Each text pattern label function was constructed by manual examination of sentences within the training set. For example, in the candidate sentence above, one would extract the keywords “novel therapeutic target” and incorporate them in a text pattern label function. After initial construction, we tested and augmented the label function using sentences in the tune set. We repeated this process for every label function in our repertoire.

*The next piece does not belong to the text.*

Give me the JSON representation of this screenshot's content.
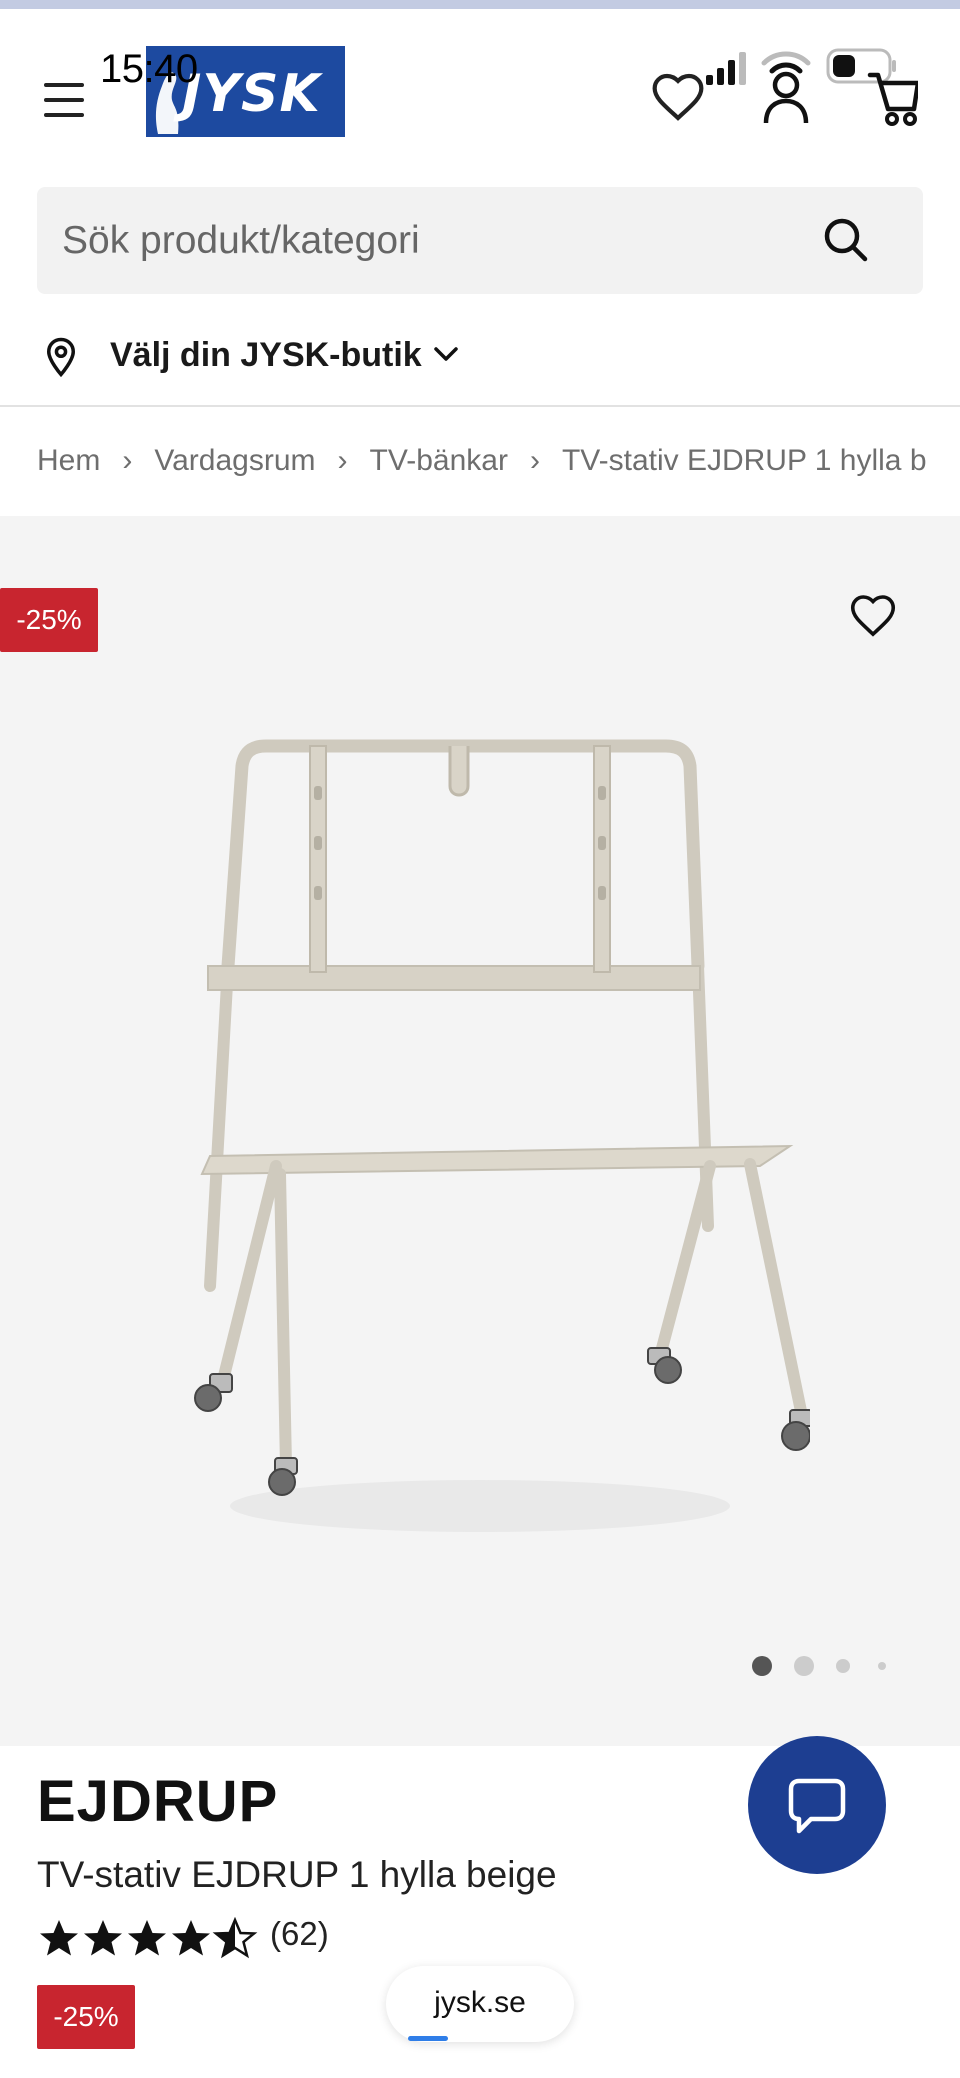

Table 1: The distribution of each label function per relationship.
Relationship Databases (DB) Text Patterns (TP) Domain Heuristics (DH)
DaG 7 20 10
CtD 3 15 7
CbG 9 13 7
GiG 9 20 8

### Training Models

#### Generative Model

The generative model is a core part of this automatic annotation framework. It integrates multiple signals emitted by label functions and assigns a training class to each candidate sentence. This model assigns training classes by estimating the joint probability distribution of the latent true class ($$Y$$) and label function signals ($$\Lambda$$), ($$P_{\theta}(\Lambda, Y)$$). Assuming each label function is conditionally independent, the joint distribution is defined as follows:

$P_{\theta}(\Lambda, Y) = \frac{\exp(\sum_{i=1}^{m} \theta^{T}F_{i}(\Lambda, y))} {\sum_{\Lambda'}\sum_{y'} \exp(\sum_{i=1}^{m} \theta^{T}F_{i}(\Lambda', y'))}$

where $$m$$ is the number of candidate sentences, $$F$$ is the vector of summary statistics and $$\theta$$ is a vector of weights for each summary statistic. The summary statistics used by the generative model are as follows:

$F^{Lab}_{i,j}(\Lambda, Y) = \unicode{x1D7D9}\{\Lambda_{i,j} \neq 0\}$ $F^{Acc}_{i,j}(\Lambda, Y) = \unicode{x1D7D9}\{\Lambda_{i,j} = y_{i,j}\}$

Lab is the label function’s propensity (the frequency of a label function emitting a signal). Acc is the individual label function’s accuracy given the training class. This model optimizes the weights ($$\theta$$) by minimizing the negative log likelihood:

$\hat{\theta} = argmin_{\theta} -\sum_{\Lambda} \sum_{Y} log P_{\theta}(\Lambda, Y)$

In the framework we used predictions from the generative model, $$\hat{Y} = P_{\hat{\theta}}(Y \mid \Lambda)$$, as training classes for our dataset [75,76].

#### Discriminative Model

The discriminative model is a neural network trained to produce classification labels by integrating predicted probabilities from the generative model along with sentence representations via word embeddings. The goal of this combined approach is to develop models that learn text features associated with the overall task, beyond the supplied label functions. We used a piecewise convolutional neural network that contains multiple kernel filters as our discriminative model. We built a network with multiple filters using a fixed width of 300 (size of word embeddings) and a fixed height of 7 (Figure 4). We chose a fixed height of 7 because this height was previously reported to optimize performance in relationship classification [77]. We trained this model for 15 epochs using the Adam optimizer [78] with PyTorch’s default parameter settings and a learning rate of 0.001 that decreases by half every epoch until the lower bound of 1e-5 is reached, which we observed was often sufficient for convergence. We added a L2 penalty (lambda=0.002) on the network weights to prevent overfitting. Lastly, we added a dropout layer (p=0.25) between the fully connected layer and the softmax layer.

#### Word Embeddings

Word embeddings are representations that map individual words to real valued vectors of user-specified dimensions. These embeddings have been shown to capture the semantic and syntactic information between words [79]. We trained Facebook’s fastText [80] using all candidate sentences for each individual relationship pair to generate word embeddings. FastText uses a skip-gram model [81] that aims to predict the surrounding context for a candidate word and pairs the model with a novel scoring function that treats each word as a bag of character n-grams. We trained this model for 20 epochs using a window size of 2 and generated 300-dimensional word embeddings. We use the optimized word embeddings as input to our discriminative model.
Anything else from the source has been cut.